Un soir, en rentrant d’une journée de chasse dans la forêt, Liam découvre le corps sans vie d’Ava ; vraisemblablement attaquée par un ours. Sous elle est blotti Aru, bien vivant.

Liam décide alors de se séparer de son enfant ; il décide que la vie sauvage n’est pas faite pour lui, c’est trop dangereux. Père et fils se mettent en route, à travers la forêt, en direction de la ville… Liam a prévu de déposer Aru chez de la famille éloignée. Mais rien ne va se passer comme prévu.

On était des loups est un roman âpre, qui nous plonge dans les méandres des pensées d’un homme qui a tout quitté pour les forêts, le silence, la nature ; un homme qui ne peut se résoudre à la mort de sa femme. Qui ne peut se résoudre à être père, seul. Un homme qui a souffert enfant. Qui ne sait pas ce que c’est qu’être tendre avec un enfant. Qui n’a jamais connu ça. Un homme, enfin, empli de désespoir et de fureur.

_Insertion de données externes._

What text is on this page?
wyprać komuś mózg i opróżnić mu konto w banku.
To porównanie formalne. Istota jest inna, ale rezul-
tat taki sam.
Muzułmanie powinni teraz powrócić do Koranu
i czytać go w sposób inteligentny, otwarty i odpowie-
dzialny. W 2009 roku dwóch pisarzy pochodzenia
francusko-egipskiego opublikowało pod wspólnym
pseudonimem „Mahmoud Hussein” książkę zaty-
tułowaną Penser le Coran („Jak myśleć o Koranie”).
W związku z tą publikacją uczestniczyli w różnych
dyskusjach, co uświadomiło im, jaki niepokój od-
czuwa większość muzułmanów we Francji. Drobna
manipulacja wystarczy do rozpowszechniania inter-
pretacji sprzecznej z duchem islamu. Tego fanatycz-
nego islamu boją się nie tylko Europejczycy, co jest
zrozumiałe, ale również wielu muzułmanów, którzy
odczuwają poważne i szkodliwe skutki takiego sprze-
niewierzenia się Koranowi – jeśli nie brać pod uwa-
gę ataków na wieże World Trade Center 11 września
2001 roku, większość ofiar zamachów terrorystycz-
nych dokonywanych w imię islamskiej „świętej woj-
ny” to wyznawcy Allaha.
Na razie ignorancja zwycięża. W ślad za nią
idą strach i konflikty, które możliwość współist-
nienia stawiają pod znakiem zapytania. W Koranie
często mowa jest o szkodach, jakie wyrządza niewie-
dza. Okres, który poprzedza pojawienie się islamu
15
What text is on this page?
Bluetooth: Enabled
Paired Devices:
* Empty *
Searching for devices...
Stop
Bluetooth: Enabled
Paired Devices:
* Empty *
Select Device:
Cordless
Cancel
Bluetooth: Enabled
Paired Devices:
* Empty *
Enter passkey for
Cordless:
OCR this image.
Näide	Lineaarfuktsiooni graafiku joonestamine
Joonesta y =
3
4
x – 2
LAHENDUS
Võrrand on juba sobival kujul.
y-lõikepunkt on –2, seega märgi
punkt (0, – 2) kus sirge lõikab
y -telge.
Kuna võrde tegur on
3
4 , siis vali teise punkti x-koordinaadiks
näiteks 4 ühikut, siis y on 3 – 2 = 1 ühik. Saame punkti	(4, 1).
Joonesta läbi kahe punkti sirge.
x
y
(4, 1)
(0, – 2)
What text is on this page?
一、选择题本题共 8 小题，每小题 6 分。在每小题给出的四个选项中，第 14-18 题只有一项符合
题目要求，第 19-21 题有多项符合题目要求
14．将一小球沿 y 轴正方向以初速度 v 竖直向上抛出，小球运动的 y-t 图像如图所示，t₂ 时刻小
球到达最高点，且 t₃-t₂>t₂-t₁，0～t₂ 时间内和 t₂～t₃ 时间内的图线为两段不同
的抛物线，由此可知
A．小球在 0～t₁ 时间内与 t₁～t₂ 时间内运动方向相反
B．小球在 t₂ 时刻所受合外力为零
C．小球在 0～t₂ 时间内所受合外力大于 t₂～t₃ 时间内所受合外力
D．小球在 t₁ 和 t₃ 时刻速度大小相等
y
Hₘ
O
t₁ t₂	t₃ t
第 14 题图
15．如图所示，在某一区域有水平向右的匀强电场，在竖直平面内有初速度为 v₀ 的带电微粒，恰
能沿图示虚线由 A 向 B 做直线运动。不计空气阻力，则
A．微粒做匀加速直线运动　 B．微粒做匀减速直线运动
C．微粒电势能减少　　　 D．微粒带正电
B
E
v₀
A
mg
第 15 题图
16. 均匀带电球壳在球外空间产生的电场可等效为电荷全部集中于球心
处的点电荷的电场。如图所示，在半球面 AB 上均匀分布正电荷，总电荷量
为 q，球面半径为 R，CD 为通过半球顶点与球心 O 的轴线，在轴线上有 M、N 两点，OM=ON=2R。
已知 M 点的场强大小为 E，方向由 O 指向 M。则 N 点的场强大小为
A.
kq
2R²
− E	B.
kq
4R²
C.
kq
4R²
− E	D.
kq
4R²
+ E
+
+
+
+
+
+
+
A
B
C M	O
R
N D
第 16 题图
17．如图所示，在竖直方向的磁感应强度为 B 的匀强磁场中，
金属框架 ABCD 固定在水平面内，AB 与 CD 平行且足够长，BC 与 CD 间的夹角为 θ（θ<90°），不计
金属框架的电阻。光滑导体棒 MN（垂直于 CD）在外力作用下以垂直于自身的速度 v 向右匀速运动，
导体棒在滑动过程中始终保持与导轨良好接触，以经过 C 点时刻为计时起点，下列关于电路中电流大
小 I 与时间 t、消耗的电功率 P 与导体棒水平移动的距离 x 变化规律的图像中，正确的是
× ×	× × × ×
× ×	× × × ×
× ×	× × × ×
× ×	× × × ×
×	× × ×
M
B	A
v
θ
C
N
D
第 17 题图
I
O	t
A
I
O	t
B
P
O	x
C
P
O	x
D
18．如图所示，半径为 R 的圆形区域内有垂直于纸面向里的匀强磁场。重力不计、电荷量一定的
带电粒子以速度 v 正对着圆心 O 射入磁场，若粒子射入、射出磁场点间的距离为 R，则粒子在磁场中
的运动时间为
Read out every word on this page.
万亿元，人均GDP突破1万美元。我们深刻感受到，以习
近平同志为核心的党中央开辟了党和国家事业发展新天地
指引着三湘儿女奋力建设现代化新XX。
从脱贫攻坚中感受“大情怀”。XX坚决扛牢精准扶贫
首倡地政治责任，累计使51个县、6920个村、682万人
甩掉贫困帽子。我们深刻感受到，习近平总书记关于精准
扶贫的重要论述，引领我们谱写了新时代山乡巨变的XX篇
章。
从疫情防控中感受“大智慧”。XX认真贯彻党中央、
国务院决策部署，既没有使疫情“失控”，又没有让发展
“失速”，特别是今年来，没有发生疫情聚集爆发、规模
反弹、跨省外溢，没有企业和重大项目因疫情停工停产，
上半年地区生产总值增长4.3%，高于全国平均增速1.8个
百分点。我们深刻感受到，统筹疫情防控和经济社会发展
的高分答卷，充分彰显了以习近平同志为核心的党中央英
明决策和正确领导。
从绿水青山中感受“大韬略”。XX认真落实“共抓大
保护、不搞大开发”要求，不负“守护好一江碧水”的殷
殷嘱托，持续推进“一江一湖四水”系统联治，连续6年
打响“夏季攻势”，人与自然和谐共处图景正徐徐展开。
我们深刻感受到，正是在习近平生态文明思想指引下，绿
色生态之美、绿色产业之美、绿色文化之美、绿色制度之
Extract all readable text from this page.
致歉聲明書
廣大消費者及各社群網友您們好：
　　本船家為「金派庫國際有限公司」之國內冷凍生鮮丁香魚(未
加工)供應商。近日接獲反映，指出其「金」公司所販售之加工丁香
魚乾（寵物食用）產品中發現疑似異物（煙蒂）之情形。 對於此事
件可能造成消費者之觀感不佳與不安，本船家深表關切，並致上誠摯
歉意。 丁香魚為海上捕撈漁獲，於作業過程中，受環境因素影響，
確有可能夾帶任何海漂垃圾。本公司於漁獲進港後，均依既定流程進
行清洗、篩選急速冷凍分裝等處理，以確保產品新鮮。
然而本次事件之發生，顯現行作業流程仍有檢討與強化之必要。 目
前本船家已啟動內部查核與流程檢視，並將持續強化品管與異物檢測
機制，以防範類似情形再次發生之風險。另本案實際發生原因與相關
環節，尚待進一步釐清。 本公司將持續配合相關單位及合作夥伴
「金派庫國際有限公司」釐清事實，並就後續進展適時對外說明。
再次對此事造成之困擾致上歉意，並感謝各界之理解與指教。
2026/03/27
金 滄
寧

Un roman terrible sur la nature humaine avec en toile de fond les montagnes, les forêts qui peuvent se révéler tout à la fois hostiles et enivrantes. La langue est rustre, brutale, spontanée, ce sont les mots de cet homme, sans filtre ; certains passages sont de la poésie brute – comme celui sur la peau du monde, somptueux et féroce ! Il y a tellement de rage dans le cœur de cet homme, la douleur de la perte est telle qu’il va se retrouver aux frontières de la folie. Le chemin à parcourir se révélera être en lui tout autant qu’à travers la nature… Le chemin pour devenir un père pour Aru et pour accepter la vie sans Ava.

Le roman de Sandrine Collette m’a bouleversée. C’est un récit violemment poétique, acéré – entre rage et humanité. Une lecture immersive et prenante, dont on ne sort pas indemne.